Our rehearsal space took a turn for the worse when Bob bought an old house for development and said we could have free rein to practise in there. On the surface this sounded great, but when we got there it was like something run by Norman Bates. The abandoned house had no windows in most rooms, was soaking with damp and was so cold we all huddled up in huge jackets and Lukie had to play the drum pedals in thick socks. My mum went mad when she learned we were spending a lot of time in there. Still, it was as close as we ever got to playing the working men’s club next door, which resolutely refused to book us. Maybe it was when we changed our name to Gloss, and they were worried about introducing ‘Matt from Gloss!’ So it was back to the summerhouse for more baconspread sandwiches.
It was actually a really lovely time and I have to say Bob was instrumental in that final stage of the band before we were discovered. If I am honest, in terms of feeling like you were making serious progress towards a record contract, there were undeniably times when you couldn’t help but feel we were just the band at the end of the garden. But Bob was vital, no doubt.
Perhaps the most significant thing Bob did was introduce us to Nicky Graham, a record producer who had worked with Barbara Dickson, The Nolans and Andy Williams. Nicky came down to see us play a show in April 1986 in Lightwater, just off the M3, liked us and thought there was something to work with. That was, essentially, the moment we started to go overground.
Unlike a lot of bands of that age, we were ‘discovered’ and that’s the way I think it should be done. We did not audition for the parts in front of a panel. We were a bona fide gigging band, albeit a little inexperienced and rough around the edges, writing songs and practising like crazy. A known producer came to see us play and it was in a live environment, raw as you like, and we impressed him. After a few conversations, Nicky asked us if we would like to meet a manager he knew of in London, a chap called Tom Watkins, who happened to manage the Pet Shop Boys. We were seventeen.
We left Bob Herbert’s management after about a year but not necessarily because it wasn’t happening fast enough – we didn’t know what ‘fast’ was. We just felt we needed to move on. Then when we were told we were going to meet Tom Watkins, it was such a culture shock. Literally, on the way to the meeting we were thinking, Fuck! This is the manager of the Pet Shop Boys! The first time we met him was at his own very lovely flat in Blackheath. That initial discussion went well and further meetings were arranged.
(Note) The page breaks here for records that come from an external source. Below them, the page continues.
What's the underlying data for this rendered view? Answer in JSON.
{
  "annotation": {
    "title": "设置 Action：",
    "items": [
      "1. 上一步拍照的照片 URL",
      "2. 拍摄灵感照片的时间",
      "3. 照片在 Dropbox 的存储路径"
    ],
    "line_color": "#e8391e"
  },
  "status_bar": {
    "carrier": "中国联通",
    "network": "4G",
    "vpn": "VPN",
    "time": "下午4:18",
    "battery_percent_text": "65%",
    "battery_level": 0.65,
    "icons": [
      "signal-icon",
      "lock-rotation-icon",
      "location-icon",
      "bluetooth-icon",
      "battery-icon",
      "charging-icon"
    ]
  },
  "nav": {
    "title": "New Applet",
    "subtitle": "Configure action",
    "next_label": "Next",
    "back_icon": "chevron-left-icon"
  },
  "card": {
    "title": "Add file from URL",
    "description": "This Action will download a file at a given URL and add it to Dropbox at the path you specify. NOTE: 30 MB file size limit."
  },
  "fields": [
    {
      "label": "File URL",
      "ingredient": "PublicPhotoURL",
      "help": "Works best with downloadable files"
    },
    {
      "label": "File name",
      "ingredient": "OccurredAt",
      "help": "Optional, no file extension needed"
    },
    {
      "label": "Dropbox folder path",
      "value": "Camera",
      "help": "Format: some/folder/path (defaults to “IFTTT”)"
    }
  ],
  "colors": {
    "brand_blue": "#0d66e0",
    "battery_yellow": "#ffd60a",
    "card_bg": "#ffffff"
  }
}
Even knowing what I know now, and however difficult the later days of Bros proved to be, I still maintain that going to meet Tom, talking about the band and possible record deals and all that flurry of activity that kicked off shortly after Nicky spotted us was a fantastic, exciting, unbelievable time. We were so young and here was one of the industry’s biggest managers talking to us across a desk in a swanky West End lawyer’s office. It was hard not to be dazzled.
I genuinely have amazing memories of those times, even though they happen to be the days that would mould certain future events. However, I can’t sit here and write my autobiography and feel negative and weird about experiences that, at the time, were nothing but exhilarating. Maybe I’m too philosophical. I don’t know, maybe I’m naive. Whatever the cause, that’s how I see those events, it was the stuff of dreams.